Depuis l’arrêt B-6755/2013 du Tribunal administratif fédéral, nous savons qu’une transformation de SICAF en SICAV au sens des articles 53 et suivants LFus n’est pas possible en raison soi-disant du numerus clausus des restructurations autorisées en droit suisse. Selon cette décision, une transformation économique d’une SICAF en SICAV ne peut juridiquement s’opérer que par le biais d’un transfert de patrimoine au sens de l’article 69 LFus ou par l’acquisition séparée par la SICAV de certains éléments du patrimoine à transférer.
 

Quelques conséquences pratiques  

 


Au niveau réglementaire


L’impossibilité de procéder à une telle transformation implique de constituer une SICAV avant de pouvoir transférer les immeubles de la SICAF dans son compartiment investisseurs. En l’état de la LPCC, cette constitution signifie obtenir l’approbation de la FINMA après s’être soumis avec succès à un audit d’autorisation de la part d’un auditeur agréé. Dans ce contexte, le praticien devra être tout particulièrement attentif aux deux points suivants :
 

Choix d’une SICAV immobilière à gestion externe ou interne


Quand bien même la réglementation laisse en principe à la discrétion des promoteurs le choix d’externaliser ou d’internaliser l’administration et la gestion d’une SICAV immobilière moyennant fonds propres et compétences suffisantes, ils seraient bien avisés de soumettre à la FINMA le modèle d’affaires envisagé à un stade très précoce du processus. Dans la mouvance de la nouvelle réglementation sur les L-QIFs, le choix d’une structure internalisée pourrait en effet se heurter à des réticences que les bases légales applicables permettent difficilement d’anticiper. Le praticien doit prendre en compte ici le fait que le passage avec succès de l’audit d’autorisation pour un modèle d’affaire donné n’offre aucune garantie d’approbation par la FINMA. Après la modification de la LPCC introduisant les L-QIFs, le choix d’une SICAV à gestion externe permettra d’éviter la procédure d’autorisation FINMA, ce qui devrait faciliter la prise de certaines décisions tant aux niveaux structurel que temporel.
 

Impact de la réglementation en matière de personnes proches


Contrairement à ce qui prévaudrait en cas de transformation proprement dite d’une SICAF en SICAV, le transfert de patrimoine entre les deux entités tombe sous le champ d’application des transactions entre personnes proches au sens de l’article 63 alinéa 3 LPCC. En l’état, la transformation envisagée économiquement n’est dès lors possible que moyennant l’octroi d’une dérogation de la part de la FINMA au sens de l’article 63 alinéa 4 LPCC, ce qui nécessitera la mise en place d’un processus de transfert et d’évaluation des immeubles suffisant pour protéger l’intérêt des investisseurs. Cette restriction devrait être néanmoins assouplie pour les L-QIFs. Il faut encore avoir conscience du fait que dans cet exercice dérogatoire chaque immeuble est pris pour lui-même au niveau réglementaire nonobstant la conclusion au niveau civil d’un contrat de transfert de patrimoine au sens de l’article 69 LFus. Cette considération rend en l’état absolument impossible le transfert de terrains en cours de construction en raison de l’article 32 alinéa 5 OPCC. Mais ce régime devrait également être assoupli sous l’empire de la LSfin dès l’année prochaine.

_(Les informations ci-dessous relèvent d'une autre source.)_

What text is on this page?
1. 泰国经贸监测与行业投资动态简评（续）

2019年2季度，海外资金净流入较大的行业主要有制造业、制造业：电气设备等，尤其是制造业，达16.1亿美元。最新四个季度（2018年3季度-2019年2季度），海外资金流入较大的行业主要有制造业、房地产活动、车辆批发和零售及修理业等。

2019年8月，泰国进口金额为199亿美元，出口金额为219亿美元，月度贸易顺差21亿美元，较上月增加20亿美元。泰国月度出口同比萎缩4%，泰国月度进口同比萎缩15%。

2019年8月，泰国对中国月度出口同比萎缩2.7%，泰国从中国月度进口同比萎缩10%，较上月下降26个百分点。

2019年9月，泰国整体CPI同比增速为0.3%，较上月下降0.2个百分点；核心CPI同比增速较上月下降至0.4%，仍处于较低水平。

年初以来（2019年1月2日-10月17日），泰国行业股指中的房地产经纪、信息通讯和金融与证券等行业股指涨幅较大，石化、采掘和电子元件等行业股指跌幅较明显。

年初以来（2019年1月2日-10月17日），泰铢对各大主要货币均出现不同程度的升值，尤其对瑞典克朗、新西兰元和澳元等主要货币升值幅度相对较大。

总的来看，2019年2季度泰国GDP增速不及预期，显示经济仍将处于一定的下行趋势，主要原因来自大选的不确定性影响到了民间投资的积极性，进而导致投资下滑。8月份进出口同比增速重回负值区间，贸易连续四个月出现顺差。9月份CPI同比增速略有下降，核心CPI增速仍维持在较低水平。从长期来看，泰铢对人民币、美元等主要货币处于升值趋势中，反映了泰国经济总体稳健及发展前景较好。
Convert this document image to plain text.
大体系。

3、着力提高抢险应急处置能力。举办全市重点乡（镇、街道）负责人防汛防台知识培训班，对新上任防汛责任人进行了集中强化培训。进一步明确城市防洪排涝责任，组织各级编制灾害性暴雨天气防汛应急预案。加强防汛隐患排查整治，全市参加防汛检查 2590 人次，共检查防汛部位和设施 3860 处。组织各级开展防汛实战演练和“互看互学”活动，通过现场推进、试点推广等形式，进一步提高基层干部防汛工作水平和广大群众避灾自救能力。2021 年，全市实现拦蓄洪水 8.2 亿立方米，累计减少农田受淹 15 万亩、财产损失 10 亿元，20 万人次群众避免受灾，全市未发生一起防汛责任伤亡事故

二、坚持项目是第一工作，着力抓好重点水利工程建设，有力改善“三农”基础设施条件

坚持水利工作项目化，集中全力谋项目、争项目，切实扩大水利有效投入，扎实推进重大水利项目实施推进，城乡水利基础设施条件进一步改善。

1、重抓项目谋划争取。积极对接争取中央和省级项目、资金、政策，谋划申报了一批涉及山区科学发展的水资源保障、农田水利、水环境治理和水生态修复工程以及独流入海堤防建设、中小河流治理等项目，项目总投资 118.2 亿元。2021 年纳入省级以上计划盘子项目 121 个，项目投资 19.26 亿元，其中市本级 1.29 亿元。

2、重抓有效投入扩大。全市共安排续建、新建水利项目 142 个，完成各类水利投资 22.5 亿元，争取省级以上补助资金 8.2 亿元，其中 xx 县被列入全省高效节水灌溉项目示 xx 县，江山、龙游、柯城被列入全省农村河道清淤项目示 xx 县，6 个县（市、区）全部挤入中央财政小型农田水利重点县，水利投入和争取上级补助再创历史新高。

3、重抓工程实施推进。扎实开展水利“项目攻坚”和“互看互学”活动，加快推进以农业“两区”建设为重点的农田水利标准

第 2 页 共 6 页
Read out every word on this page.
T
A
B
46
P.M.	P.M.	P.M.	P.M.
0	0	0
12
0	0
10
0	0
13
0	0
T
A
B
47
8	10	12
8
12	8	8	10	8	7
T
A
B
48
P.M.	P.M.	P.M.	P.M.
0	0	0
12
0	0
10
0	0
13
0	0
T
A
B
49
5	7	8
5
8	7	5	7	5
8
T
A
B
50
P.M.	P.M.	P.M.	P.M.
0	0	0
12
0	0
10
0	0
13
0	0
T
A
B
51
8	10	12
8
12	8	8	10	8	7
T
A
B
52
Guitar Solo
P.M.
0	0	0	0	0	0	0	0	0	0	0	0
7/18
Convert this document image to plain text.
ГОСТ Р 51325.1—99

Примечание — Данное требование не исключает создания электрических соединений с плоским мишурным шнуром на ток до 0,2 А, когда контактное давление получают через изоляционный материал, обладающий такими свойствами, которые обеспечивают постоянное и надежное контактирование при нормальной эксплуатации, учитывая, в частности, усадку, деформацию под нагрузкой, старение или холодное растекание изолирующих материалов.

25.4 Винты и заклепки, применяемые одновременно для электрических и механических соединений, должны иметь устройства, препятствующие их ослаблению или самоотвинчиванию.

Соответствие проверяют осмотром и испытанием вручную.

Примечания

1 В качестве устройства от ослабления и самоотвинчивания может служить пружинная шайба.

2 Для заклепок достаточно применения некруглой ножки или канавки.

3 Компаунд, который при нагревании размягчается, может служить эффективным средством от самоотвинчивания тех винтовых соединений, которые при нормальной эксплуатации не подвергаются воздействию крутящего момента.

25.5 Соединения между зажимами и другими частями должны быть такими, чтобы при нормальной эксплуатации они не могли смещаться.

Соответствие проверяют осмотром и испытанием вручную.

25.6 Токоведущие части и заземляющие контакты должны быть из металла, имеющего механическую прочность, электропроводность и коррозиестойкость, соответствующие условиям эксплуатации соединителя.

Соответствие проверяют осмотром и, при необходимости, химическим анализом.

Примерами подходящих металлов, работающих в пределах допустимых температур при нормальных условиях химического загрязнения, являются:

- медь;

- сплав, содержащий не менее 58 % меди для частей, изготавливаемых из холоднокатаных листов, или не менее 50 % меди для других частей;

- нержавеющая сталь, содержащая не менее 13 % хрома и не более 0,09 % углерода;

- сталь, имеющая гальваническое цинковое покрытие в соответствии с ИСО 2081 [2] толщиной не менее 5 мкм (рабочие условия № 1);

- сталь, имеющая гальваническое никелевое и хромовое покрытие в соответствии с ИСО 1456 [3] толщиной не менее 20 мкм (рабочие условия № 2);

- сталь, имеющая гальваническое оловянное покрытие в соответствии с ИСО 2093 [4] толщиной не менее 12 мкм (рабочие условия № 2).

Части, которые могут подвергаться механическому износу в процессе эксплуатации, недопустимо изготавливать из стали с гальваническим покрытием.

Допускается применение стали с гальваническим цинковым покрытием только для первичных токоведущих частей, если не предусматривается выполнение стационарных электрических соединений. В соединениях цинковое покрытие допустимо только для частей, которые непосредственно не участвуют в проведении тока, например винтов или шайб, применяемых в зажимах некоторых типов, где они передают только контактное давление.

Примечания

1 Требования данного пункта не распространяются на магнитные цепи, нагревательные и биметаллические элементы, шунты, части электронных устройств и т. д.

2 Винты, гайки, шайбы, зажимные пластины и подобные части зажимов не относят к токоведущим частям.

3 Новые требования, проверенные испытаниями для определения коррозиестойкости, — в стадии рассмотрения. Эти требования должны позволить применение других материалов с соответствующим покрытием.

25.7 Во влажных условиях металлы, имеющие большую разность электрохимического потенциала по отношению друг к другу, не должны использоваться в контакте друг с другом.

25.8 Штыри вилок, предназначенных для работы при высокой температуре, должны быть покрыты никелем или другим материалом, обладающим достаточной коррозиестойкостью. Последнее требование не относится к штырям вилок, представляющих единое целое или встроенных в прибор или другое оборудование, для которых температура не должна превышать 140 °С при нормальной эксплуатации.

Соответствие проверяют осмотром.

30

En l’état de la réglementation, il faut encore veiller au respect des restrictions de placement qui s’imposent aux SICAV et qui pour certaines devront être remplies au premier jour du transfert. On pense ici notamment à la limite d’endettement. Pour les L-QIFs, ces restrictions n’existeront en principe plus. Pour autant, les promoteurs qui voudraient s’en écarter seront bien avisés de mettre en place un système de gestion des risques adéquats en collaboration étroite avec la société direction qu’ils auront choisies s’ils veulent s’éviter quelques désagréments lors du premier audit prudentiel.
 

Au niveau fiscal


L’impossibilité de transformer une SICAF immobilière en SICAV immobilière comporte également des conséquences fiscales non négligeables. On peut d’ailleurs raisonnablement se demander si ces conséquences ne constituent pas la raison sous-jacente à cette impossibilité dès lors qu’une SICAV offre davantage de protection pour les investisseurs et pour les créanciers qu’une SICAF. Le praticien doit savoir que les autorités fiscales ne sont aucunement sensible à ces éléments quand bien même le cercle des actionnaires demeurent exactement le même.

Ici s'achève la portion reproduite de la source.